During Nandini’s interrogation by Saroj Paul, with her hands and feet tied with the chair, we
get some information about their activities. Nandini and Mani completing the course of inter
collegiate rifle shooting gives us some glimpses of the process of preparation of these young
to counter attack the oppressive machinery. Their programme of training up the villagers,
spread of extended network and other activities are also referred to, The allusion to arms and
ammunitions seems to have a provocative historical basis as referring to the appeal of the
central organizing comity of CPML in 15th January: “…kill as many enemies of the poor
class possible to take the revenge of our dead comrades….” The date of 17th January itself is
pregnant with historical association. As Samik Bandopadhay observes, “References to the
Barashat killing in November 1970 … and the Baranagar on killing on 12th August 1971 …

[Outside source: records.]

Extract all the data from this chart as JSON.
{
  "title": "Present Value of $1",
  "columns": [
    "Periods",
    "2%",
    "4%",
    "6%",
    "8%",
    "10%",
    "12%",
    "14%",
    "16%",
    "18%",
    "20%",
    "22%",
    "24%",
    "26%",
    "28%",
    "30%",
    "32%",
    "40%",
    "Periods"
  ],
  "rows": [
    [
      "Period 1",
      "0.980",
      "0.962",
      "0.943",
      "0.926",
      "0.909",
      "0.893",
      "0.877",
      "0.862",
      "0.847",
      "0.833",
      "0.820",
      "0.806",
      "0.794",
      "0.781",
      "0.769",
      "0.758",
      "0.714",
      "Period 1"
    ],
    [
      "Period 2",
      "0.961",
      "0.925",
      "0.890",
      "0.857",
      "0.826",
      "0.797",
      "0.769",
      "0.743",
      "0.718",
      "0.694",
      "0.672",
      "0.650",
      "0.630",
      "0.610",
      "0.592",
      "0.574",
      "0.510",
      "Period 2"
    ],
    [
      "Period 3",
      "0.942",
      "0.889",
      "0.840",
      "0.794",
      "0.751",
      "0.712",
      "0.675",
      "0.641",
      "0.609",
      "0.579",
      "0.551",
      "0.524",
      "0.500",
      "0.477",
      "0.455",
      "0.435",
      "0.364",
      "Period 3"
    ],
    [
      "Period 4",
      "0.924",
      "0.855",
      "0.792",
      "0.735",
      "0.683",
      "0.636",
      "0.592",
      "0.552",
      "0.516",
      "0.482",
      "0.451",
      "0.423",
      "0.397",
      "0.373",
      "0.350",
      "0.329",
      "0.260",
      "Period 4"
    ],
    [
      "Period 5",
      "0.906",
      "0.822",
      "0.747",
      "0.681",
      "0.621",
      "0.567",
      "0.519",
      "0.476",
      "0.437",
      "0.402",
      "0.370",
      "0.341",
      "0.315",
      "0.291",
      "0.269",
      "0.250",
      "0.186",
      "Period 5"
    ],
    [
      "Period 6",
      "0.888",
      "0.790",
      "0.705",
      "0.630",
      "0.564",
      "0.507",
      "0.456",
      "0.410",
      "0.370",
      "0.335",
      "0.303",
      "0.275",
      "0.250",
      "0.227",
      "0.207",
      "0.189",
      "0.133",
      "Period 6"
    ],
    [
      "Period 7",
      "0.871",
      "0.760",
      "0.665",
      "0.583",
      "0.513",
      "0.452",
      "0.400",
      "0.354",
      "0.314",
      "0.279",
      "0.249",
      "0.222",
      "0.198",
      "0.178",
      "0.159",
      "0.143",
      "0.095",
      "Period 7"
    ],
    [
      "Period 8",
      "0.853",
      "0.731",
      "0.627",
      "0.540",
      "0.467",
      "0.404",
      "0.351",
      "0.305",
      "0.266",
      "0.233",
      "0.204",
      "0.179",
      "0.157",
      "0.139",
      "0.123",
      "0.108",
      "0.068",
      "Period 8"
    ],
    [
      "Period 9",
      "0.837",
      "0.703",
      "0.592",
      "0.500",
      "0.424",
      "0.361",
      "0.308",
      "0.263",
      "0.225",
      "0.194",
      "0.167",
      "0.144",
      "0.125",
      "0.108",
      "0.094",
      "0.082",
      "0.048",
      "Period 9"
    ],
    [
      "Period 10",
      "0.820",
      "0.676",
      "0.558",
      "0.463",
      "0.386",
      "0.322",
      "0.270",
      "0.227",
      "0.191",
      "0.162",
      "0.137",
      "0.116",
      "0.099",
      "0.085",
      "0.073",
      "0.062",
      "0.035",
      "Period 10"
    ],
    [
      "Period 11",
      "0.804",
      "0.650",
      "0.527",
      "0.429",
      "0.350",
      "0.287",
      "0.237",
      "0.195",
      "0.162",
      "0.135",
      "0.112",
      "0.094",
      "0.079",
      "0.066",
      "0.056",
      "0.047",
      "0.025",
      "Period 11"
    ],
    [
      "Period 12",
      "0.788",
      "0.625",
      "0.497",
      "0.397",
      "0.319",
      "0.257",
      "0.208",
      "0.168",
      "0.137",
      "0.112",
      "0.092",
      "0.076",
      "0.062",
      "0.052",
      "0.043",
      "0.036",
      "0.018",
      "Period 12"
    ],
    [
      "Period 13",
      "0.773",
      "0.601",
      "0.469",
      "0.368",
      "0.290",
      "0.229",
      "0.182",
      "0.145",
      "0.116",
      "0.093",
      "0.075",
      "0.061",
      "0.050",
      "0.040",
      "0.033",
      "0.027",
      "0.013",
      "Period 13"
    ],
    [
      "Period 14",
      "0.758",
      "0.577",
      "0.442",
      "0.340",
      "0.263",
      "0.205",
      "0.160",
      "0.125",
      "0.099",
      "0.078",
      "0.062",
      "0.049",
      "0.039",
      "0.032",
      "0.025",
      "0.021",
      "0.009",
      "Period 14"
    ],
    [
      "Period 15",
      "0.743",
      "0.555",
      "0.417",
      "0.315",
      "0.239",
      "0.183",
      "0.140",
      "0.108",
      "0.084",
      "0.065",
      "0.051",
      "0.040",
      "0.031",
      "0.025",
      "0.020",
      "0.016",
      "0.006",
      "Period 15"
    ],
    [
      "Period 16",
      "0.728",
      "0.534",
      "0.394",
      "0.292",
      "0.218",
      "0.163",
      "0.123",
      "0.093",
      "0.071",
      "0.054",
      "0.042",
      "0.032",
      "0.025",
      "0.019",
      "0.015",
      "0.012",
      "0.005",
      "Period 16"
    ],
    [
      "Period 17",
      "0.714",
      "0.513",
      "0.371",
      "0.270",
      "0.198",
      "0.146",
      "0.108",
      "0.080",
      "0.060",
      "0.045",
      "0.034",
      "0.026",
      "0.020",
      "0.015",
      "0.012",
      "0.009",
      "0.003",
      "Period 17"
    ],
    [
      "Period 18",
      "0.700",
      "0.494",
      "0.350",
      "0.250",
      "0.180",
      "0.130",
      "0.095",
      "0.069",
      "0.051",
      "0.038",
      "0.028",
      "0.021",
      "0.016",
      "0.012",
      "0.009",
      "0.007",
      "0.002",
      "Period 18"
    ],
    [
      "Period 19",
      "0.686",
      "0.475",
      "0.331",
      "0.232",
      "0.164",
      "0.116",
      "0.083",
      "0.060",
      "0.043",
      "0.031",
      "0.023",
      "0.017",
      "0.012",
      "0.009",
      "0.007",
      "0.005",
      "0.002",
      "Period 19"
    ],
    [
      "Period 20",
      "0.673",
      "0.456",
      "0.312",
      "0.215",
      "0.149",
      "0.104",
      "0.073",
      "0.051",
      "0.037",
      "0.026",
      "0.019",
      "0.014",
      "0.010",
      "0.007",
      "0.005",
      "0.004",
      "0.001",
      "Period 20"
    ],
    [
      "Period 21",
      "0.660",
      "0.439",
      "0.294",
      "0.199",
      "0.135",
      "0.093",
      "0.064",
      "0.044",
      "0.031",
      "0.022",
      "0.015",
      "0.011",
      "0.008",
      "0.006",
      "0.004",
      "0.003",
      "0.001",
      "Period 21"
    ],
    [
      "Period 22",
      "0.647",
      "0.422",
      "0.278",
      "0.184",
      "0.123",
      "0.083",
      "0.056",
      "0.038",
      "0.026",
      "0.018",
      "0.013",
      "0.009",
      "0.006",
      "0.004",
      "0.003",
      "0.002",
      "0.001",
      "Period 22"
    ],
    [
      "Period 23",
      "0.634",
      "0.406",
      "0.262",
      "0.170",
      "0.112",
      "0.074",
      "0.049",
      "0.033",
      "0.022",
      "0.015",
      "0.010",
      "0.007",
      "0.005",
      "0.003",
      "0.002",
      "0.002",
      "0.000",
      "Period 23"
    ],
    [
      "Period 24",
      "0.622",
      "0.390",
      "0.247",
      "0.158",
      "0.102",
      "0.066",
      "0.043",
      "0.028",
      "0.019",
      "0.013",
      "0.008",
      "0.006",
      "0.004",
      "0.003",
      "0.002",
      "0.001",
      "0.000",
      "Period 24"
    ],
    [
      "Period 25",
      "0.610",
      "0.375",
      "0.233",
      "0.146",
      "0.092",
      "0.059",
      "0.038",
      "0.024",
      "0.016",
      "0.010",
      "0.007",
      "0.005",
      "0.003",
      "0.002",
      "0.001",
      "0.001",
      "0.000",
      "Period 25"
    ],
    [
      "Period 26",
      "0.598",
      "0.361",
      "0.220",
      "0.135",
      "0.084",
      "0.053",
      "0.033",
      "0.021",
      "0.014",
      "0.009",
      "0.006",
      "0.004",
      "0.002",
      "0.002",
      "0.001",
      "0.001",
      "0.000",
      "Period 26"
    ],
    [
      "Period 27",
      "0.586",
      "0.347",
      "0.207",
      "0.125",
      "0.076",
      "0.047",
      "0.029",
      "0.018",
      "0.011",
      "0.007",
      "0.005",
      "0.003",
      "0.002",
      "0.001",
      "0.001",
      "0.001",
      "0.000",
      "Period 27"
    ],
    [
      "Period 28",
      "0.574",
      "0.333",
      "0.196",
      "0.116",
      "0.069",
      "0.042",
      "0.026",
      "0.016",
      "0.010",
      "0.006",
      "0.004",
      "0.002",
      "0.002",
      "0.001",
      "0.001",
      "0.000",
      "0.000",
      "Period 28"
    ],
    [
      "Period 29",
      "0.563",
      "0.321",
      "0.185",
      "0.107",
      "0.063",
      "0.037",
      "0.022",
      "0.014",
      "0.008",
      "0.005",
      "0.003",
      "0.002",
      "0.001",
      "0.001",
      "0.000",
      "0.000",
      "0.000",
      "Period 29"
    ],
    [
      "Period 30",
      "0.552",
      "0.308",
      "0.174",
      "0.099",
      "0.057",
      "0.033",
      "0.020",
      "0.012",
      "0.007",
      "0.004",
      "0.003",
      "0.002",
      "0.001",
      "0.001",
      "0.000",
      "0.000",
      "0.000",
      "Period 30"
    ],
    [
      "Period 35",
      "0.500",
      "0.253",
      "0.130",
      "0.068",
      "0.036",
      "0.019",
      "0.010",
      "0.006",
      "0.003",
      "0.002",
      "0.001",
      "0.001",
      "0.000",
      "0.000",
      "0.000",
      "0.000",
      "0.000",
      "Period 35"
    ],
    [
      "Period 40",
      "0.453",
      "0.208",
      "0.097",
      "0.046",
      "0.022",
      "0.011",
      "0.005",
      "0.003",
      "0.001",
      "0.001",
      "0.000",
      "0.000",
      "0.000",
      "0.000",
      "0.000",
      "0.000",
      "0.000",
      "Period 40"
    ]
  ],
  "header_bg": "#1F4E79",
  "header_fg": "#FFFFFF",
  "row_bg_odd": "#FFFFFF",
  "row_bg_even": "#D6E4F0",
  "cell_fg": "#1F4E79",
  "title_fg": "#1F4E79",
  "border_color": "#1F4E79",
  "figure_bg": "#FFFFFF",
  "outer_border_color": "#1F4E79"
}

connect the killing of Brati and his group to the organized massacre of the Naxalites in 1970
and 71, perpetrated by the police … the hired assassins and even parties in left establishment
acting in unholy collusion. The disruptive action of the Naxalites was a threat to the process
of general election. Sumanta Banerjee analysis shows, “A bloody cycle of assaults and
counter assaults, murders and vendetta was initiated … It was … misplaced fury, sadistic
tortures, acted with the vicious norms of underworld and dictated by the decadent and
cunning values of the petty bourgeois leaders.” Nandini sharply reacts against these “cunning
bales” and points that “worst reactionary” lamenting for them. Writers like Dhiman encashed
the movement by making the death of Bratis capital to project themselves as rebel poets and
paid homage from the safe terrain of posterity. Political parties remained it was convenient to
benefit out of the tortured time. Gayetri Spivak Chakroborti points out: “Taking advantage of
the general atmosphere jubilating at the defeat of West Pakistan … the Indian prime minister
was able to crack down with exceptional severity on the Naxalites the destroying the
rebellious section of the population…” (In Other World).
Mahasweta Devi along side documenting the political movement has also analyzed it
critically. Her capacity of documentation is evident in the photographic description of Brati’s
activity after he is informed of Aninda’s betrayal. On the other hand, she exposes the
communication gap between parent and children, and warm blood’s disgust with the “all’s
right with the world” outlook of the predecessor The evolution of Sujata from an apolitical
mother stereotype to a critic of this hegemonic society Mahasweta has given voice in her play
to thousands of mothers who have in reality pledged to carry on the struggle for the
fulfillment of the dreams the children dreamt off.